Who auctions suit, and who they don't
Suit: cash buyers; experienced investors buying whole properties in their own name who can price refurb risk; anyone with pre-arranged bridging and a clear exit; buyers chasing unmortgageable stock they can fix.
Don't suit: first-time buyers relying on a standard mortgage; anyone who can't afford to lose the deposit or reservation fee; anyone who hasn't had the legal pack reviewed; anyone buying on emotion in a room engineered for exactly that.
Mistakes people make
- Bidding without a legal pack review. The special conditions are where you get skinned.
- Treating the guide price as the price. It's bait. Budget from sold comparables.
- Assuming the modern method fee comes off the price. It doesn't. It's extra, it's non-refundable, and it can inflate your SDLT.
- Bidding with mortgage money on a 28-day traditional lot. If the lender is slow, you lose the 10%.

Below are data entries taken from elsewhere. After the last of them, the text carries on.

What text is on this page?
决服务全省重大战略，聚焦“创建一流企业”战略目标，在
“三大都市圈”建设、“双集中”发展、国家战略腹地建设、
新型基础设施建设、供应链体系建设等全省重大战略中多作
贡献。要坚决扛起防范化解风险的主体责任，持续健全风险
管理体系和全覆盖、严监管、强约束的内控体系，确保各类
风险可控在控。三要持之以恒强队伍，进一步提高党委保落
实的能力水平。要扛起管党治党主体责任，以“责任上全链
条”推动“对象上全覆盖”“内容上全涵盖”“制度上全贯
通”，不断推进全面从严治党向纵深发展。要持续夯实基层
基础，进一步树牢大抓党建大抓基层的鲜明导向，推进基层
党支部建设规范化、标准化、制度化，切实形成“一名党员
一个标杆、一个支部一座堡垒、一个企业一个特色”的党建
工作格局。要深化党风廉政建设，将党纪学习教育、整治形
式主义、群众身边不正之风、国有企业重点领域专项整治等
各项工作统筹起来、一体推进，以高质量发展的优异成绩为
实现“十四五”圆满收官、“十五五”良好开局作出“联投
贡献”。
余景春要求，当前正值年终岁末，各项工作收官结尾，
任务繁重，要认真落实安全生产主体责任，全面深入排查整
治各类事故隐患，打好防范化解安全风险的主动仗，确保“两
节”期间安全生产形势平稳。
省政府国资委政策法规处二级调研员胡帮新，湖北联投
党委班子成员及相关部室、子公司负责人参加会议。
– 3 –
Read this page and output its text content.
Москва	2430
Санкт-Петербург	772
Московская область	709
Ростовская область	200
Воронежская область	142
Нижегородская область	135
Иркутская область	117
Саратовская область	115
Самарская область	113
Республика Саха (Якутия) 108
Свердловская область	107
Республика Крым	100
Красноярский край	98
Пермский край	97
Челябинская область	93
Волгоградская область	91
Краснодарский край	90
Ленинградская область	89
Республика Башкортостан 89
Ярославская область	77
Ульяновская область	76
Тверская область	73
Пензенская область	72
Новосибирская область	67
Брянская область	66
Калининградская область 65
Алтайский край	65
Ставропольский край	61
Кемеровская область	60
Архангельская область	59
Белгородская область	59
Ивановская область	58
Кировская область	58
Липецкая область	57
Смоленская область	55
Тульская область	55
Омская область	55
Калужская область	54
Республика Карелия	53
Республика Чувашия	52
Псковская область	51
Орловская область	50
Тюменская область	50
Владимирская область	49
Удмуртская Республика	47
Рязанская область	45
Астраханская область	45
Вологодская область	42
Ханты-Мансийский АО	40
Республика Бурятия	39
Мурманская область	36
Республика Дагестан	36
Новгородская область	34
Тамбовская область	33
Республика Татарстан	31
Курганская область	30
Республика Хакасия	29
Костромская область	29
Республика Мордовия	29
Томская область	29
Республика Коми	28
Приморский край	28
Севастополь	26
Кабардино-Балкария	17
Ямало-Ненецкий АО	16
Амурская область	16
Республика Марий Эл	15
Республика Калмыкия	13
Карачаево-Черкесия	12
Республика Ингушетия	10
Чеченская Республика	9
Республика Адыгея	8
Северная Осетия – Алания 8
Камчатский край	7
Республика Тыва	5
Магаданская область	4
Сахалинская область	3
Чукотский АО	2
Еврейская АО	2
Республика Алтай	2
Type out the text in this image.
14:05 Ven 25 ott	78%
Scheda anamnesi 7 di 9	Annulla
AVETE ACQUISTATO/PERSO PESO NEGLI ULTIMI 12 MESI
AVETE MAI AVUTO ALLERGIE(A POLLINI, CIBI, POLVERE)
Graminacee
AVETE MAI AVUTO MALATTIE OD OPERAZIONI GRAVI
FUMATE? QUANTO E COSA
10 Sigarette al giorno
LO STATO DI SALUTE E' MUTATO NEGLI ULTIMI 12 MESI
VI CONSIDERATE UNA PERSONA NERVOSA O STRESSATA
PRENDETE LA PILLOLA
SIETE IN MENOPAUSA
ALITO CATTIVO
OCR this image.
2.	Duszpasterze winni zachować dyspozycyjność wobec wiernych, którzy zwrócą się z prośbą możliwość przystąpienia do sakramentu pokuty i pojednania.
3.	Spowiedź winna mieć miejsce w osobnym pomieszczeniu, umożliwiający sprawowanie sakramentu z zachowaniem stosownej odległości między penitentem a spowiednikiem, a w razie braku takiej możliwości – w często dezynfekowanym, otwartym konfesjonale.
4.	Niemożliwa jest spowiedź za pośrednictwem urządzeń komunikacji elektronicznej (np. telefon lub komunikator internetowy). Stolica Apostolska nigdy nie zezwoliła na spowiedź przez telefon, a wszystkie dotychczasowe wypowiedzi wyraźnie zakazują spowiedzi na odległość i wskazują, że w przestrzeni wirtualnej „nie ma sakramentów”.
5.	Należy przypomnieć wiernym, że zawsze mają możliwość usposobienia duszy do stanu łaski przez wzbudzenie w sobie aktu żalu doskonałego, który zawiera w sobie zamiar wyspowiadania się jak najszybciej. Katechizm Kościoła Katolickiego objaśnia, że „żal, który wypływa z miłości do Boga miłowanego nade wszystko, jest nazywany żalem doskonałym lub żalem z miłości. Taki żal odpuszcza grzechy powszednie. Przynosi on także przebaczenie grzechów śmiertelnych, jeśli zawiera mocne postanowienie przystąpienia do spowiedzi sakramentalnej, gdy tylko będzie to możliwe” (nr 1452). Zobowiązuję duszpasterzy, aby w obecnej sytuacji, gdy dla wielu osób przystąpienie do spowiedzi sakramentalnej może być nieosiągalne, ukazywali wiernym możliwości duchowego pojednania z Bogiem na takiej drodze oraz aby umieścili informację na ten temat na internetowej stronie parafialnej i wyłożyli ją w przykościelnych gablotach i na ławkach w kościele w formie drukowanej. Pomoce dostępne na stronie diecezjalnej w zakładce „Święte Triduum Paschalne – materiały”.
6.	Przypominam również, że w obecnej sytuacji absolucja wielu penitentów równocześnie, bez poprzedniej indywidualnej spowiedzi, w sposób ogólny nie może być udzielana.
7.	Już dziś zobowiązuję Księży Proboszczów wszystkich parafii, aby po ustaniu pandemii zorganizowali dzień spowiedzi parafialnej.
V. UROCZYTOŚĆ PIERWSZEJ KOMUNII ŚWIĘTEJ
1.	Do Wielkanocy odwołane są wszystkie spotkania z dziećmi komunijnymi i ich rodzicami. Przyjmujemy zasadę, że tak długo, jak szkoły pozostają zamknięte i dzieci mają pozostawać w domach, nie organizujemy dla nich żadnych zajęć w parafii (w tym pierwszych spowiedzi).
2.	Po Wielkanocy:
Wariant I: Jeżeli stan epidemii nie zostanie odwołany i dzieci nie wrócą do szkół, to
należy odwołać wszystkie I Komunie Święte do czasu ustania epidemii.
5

- Skipping the viewing and survey. Auction stock skews toward problems, usually Level 3 territory (see the survey guide). There's usually a reason it's there.
- Getting caught in the room. One bid over your ceiling can cost more than every fee combined. Write your number down. Stop there.
Sources: iamsold, Fees explained: buying and selling with MMoA · iamsold: Buyer FAQs · ASA/CAP: Guide prices in ads for property auctions (2014 guidance) · GOV.UK: HMRC SDLT Manual SDLTM03740, auction house fees · Auction House UK: What additional fees do I need to pay?
Education, not financial advice. For mortgage advice, speak to an FCA-authorised broker.